TAMPA — Teachers in Hillsborough County have a tentative pay deal for the current school year, subject to approval by the union and the school board.
The two sides reached the district’s stated goal of bringing starting salaries up to $40,000, which was considered a priority to keep up with neighboring districts.
But the breakthrough comes as controversy continues over Gov. Ron DeSantis’s proposal for a statewide starting teacher salary of $47,500. The legislature would have to hammer out the details and complications abound. Among them: Long-time teachers fear the new recruits will earn almost as much as those who have been on the job for decades, and there will not be enough money for raises at the top.
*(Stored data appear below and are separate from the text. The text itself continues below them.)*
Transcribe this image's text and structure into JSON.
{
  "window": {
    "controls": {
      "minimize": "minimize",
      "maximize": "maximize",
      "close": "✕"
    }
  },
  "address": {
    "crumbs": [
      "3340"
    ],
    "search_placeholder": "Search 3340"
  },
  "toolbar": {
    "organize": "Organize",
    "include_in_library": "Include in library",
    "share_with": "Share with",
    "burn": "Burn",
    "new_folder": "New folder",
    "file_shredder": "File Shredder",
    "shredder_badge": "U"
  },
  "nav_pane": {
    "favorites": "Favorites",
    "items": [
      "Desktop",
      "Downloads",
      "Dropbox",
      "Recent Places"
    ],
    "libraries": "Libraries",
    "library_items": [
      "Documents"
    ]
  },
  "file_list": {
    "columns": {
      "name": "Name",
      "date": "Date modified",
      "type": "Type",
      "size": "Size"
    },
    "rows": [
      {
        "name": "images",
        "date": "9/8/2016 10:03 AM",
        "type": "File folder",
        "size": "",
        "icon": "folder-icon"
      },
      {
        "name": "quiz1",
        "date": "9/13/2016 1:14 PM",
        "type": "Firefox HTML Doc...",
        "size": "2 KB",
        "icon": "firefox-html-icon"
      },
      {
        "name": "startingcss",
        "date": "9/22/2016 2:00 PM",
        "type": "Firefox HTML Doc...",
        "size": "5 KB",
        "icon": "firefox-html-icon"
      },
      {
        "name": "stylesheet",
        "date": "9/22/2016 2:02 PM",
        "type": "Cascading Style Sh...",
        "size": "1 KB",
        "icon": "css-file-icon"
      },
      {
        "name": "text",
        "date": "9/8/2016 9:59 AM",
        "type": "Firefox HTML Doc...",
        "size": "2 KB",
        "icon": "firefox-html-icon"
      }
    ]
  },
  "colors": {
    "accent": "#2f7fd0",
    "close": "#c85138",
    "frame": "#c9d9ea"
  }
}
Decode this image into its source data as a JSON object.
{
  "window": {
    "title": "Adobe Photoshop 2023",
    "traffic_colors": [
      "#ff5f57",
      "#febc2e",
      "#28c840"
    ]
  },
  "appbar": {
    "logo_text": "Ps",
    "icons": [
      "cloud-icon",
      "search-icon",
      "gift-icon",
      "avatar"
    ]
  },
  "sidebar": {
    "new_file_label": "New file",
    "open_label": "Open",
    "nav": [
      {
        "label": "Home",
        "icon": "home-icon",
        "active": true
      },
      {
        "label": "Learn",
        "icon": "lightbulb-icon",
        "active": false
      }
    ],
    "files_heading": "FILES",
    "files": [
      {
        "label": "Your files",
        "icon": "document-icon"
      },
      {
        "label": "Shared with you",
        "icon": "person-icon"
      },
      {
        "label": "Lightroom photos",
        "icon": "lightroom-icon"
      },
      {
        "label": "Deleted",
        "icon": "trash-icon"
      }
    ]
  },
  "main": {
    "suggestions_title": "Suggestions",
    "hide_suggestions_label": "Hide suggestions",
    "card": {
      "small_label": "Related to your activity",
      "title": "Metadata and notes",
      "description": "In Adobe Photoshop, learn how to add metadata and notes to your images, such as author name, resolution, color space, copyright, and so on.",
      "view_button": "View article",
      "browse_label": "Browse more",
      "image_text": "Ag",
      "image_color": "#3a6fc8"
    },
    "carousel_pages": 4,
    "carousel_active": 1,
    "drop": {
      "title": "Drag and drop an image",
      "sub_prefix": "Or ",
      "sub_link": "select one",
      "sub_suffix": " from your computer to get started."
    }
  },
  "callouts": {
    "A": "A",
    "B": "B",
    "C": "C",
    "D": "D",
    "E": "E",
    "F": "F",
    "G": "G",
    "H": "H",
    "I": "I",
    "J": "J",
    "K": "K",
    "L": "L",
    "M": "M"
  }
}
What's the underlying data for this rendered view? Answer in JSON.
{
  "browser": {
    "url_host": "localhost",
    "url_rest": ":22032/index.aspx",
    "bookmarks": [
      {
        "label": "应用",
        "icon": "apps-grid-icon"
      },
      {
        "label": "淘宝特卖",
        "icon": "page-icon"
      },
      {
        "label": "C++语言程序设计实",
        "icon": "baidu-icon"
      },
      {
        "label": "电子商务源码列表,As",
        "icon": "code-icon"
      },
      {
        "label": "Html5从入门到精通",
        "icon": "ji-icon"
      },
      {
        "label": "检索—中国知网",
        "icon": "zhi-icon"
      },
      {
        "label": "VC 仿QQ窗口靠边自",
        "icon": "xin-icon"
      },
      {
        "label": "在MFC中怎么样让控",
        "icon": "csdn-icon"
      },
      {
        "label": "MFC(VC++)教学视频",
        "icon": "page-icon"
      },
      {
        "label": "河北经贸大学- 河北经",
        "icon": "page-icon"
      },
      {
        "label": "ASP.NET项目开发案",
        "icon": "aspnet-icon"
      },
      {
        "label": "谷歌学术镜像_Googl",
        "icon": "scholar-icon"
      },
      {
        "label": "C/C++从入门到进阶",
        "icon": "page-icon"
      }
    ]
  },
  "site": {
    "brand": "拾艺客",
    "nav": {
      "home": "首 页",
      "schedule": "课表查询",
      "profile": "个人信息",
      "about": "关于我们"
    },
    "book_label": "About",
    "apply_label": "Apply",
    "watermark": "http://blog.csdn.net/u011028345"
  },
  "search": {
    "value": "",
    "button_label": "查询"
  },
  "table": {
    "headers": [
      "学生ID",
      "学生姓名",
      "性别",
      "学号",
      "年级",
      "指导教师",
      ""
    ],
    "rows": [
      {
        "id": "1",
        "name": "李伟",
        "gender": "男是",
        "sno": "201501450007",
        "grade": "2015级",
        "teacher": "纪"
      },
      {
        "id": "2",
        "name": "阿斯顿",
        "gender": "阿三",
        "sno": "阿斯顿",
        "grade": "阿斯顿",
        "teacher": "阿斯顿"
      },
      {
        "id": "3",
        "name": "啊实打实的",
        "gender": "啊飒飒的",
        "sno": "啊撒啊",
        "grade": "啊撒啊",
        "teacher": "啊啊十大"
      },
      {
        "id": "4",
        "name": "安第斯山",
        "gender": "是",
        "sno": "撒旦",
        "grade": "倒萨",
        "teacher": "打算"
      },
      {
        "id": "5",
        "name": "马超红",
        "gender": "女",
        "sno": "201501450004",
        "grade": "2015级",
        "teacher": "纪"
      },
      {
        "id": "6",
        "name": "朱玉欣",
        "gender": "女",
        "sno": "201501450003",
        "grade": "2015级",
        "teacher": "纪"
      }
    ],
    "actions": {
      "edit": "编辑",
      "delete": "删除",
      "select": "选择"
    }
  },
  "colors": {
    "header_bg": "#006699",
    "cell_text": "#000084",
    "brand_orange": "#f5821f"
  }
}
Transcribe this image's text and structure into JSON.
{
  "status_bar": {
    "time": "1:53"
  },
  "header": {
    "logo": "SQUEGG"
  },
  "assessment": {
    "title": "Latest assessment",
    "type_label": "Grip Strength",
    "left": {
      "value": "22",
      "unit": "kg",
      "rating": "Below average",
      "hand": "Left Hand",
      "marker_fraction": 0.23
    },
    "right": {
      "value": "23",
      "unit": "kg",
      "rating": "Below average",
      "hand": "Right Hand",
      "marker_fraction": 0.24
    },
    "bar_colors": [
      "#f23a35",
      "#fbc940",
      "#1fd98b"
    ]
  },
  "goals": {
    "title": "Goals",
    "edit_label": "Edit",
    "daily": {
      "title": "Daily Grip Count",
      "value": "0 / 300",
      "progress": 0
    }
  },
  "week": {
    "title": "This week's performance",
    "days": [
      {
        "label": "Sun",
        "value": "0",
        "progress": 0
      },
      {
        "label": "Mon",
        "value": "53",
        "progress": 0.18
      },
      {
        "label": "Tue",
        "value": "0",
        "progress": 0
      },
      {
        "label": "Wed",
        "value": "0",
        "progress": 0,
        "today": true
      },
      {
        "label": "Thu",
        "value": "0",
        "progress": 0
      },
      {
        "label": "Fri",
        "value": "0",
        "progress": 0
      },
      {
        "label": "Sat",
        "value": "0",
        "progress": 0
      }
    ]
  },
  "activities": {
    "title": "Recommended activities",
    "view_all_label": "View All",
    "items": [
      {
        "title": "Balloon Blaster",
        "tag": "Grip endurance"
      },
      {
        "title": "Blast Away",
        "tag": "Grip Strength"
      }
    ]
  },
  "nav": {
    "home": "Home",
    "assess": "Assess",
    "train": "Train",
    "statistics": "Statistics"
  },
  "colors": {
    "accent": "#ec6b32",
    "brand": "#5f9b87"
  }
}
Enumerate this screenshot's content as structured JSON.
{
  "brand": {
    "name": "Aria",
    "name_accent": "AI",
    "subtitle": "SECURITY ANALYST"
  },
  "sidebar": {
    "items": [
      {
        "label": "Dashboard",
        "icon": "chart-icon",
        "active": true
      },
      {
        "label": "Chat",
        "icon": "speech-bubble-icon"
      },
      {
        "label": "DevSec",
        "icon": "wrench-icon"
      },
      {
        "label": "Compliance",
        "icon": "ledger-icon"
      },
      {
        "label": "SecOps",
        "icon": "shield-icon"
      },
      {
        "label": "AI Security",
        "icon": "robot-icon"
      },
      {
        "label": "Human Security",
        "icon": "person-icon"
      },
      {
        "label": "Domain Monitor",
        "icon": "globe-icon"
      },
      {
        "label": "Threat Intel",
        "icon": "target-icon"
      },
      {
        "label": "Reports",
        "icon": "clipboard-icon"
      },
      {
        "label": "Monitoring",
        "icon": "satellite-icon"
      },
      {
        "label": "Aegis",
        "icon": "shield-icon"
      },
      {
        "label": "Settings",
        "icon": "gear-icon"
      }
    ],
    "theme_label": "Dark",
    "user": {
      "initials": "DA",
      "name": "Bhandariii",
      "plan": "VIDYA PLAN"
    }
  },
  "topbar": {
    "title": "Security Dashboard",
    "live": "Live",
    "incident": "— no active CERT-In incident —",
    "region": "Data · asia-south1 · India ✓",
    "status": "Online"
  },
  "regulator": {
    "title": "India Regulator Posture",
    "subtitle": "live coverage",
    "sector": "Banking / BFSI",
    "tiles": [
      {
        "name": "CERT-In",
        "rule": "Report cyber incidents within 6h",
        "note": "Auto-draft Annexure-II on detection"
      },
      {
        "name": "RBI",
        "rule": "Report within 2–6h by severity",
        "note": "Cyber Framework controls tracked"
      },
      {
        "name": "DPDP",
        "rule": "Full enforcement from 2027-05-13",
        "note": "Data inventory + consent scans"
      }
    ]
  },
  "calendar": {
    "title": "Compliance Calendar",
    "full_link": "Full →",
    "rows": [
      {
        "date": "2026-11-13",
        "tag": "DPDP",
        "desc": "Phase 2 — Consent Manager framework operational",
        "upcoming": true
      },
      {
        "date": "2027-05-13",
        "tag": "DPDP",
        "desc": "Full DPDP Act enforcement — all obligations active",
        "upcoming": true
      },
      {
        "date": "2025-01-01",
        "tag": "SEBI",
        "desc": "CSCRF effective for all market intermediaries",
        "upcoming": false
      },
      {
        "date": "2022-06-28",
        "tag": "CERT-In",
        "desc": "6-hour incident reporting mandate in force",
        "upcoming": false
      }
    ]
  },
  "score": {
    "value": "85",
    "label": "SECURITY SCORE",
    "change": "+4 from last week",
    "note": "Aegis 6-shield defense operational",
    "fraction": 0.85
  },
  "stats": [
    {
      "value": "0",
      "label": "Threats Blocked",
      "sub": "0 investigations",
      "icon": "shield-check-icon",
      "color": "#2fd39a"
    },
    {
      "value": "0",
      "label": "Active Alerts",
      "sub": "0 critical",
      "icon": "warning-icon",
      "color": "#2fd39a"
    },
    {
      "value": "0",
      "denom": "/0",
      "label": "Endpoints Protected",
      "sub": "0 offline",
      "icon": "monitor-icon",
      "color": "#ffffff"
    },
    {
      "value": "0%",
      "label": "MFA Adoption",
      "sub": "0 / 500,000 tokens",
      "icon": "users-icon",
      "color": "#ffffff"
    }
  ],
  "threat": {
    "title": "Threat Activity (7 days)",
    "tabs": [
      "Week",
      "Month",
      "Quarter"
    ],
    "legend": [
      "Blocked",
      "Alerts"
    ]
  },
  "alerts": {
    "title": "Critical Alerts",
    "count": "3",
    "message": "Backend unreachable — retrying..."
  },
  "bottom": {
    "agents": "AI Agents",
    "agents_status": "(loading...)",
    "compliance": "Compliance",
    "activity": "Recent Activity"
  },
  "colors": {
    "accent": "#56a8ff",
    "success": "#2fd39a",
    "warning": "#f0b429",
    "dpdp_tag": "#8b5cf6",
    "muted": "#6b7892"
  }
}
“We are happy to see the governor talk about compensation,” said Stephanie Baxter-Jenkins, executive director of the Hillsborough Classroom Teachers Association. “But compensation should be bargained locally and done fairly so that it doesn’t harm our veteran teachers, who actually are committed to the classroom and staying there.”
In Hillsborough, negotiations took place in marathon sessions as the union reported that teachers felt micromanaged and “volun-told” to perform extra duties during their free and planning time. The district team promised to discuss these issues with principals and area superintendents.
The money deal now up for ratification raises starting salaries for the majority of teachers from $38,200, which is relatively unchanged since 2014; to $40,000. It remains $40,000 for the first three years of service, resembling the old pay plan that was initiated during the Gates Foundation-funded teaching reform years.
But the three-year bands go away after that, with salaries increasing by increments of $800, $1,000 or $2,200.
The top salary, which had been $66,200, is now $68,000.
Educational support personnel, a slightly smaller group that includes teaching assistants, will get a pay bump that works out to about 4 percent. While the teachers’ raises take effect on Oct. 6, the assistants’ raises are retro-active, going back to July 1.
The district noted that, as in prior years, it offers its employees a health insurance option with no zero premiums. In a newer development, the district also offers additional pay for teachers at its 50 highest-needs schools.